I opted for a full-body GAIA Calming Massage and found myself in the capable hands of Megan, who spent the next hour attempting to reverse the physical consequences of a career spent hunched over keyboards. It cannot have been easy, but she made a heroic effort.

The treatment began with a choice of oils before settling into a deeply restorative massage that combined aromatherapy with the sort of firm, instinctive technique that instantly reassures you you're dealing with someone who knows their way around a musculoskeletal system. As calming notes of lavender, chamomile and orange blossom filled the room, Megan worked patiently through shoulder knots that have been tightened and wound across decades, and by the end, muscles I hadn't realised were carrying tension had finally surrendered, and I emerged feeling considerably looser and calmer.

This sense of bliss was deepened by some time in the spa’s jacuzzi, 15-metre heated swimming pool, sauna and steam room – all superb ways to while away your time and give in to relaxation, with no rules needing to be rewritten, no boundaries or envelopes needing to be pushed. 

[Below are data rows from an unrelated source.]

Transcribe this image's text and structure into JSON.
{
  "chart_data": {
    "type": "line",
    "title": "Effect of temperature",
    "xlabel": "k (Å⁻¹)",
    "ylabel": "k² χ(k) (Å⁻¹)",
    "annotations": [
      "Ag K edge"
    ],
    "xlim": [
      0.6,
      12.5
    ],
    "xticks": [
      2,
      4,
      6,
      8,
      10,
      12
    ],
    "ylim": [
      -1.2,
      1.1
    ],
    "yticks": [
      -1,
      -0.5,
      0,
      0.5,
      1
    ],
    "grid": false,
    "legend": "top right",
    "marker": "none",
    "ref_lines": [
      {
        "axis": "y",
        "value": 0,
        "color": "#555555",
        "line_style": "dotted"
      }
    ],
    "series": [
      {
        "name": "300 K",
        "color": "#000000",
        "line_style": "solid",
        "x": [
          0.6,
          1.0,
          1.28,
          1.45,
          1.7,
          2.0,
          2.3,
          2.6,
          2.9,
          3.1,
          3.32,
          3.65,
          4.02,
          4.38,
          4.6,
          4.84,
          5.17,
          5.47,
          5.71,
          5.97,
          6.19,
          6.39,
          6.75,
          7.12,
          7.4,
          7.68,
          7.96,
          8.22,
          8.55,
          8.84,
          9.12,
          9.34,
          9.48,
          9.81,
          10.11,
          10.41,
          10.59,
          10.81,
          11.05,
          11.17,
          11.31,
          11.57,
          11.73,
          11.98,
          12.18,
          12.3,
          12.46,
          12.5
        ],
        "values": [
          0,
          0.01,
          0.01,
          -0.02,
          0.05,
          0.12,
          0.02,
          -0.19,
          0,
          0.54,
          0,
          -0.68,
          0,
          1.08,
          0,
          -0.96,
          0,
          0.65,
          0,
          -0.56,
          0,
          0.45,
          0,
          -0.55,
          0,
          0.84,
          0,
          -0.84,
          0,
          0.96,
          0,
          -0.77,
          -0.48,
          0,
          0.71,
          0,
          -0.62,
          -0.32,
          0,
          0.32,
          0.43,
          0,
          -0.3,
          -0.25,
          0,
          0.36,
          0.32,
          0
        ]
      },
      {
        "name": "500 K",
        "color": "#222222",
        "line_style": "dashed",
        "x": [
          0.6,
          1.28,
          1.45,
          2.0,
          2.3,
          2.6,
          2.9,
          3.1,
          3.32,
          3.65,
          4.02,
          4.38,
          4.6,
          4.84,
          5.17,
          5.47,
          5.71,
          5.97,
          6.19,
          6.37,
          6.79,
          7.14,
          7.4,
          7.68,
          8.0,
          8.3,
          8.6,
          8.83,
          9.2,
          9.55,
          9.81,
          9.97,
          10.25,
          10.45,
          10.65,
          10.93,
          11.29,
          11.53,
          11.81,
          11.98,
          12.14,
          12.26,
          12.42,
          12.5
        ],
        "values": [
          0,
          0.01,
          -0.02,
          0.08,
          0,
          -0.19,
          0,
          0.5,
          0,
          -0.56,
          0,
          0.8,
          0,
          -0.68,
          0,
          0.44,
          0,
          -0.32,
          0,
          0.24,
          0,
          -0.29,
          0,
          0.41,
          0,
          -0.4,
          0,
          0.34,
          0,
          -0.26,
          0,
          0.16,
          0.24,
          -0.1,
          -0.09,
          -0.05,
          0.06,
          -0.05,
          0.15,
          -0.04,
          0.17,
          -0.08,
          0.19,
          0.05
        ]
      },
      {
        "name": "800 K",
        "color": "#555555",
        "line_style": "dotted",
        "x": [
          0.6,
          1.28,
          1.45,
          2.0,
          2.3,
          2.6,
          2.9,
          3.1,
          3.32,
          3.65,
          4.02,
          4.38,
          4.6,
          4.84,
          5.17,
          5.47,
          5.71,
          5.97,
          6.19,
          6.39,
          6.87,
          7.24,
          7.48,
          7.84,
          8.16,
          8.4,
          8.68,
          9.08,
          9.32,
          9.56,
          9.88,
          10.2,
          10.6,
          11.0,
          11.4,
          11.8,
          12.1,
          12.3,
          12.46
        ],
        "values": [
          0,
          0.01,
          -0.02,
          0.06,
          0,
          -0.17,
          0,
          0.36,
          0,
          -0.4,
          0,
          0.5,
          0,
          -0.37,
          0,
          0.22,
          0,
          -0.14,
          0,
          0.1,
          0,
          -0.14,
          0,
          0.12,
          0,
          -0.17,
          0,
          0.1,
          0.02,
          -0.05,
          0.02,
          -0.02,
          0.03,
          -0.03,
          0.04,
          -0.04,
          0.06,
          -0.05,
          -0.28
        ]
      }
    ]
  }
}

Unwinding, unwinding, unwound.

It’s a neat encapsulation of what the hotel is doing as a whole: Bodysgallen emphatically isn't trying to reinvent the country house hotel. It isn't chasing trends or attempting to manufacture memorable moments for the pervasive hellscapes of social media. Instead, it focuses on the things that have always mattered: beautiful surroundings, comfortable rooms, thoughtful service, good food and the simple pleasure of having time to slow down.

After a weekend spent wandering through its gardens, admiring silverware and sitting beside centuries-old fireplaces, the outside world felt pleasantly distant. It hadn’t been forgotten altogether. The emails were still waiting, and so were the deadlines. However, they felt considerably less urgent than they had 48 hours earlier.

The ultimate proof? I deliberately took the long way home and barely noticed the traffic at all.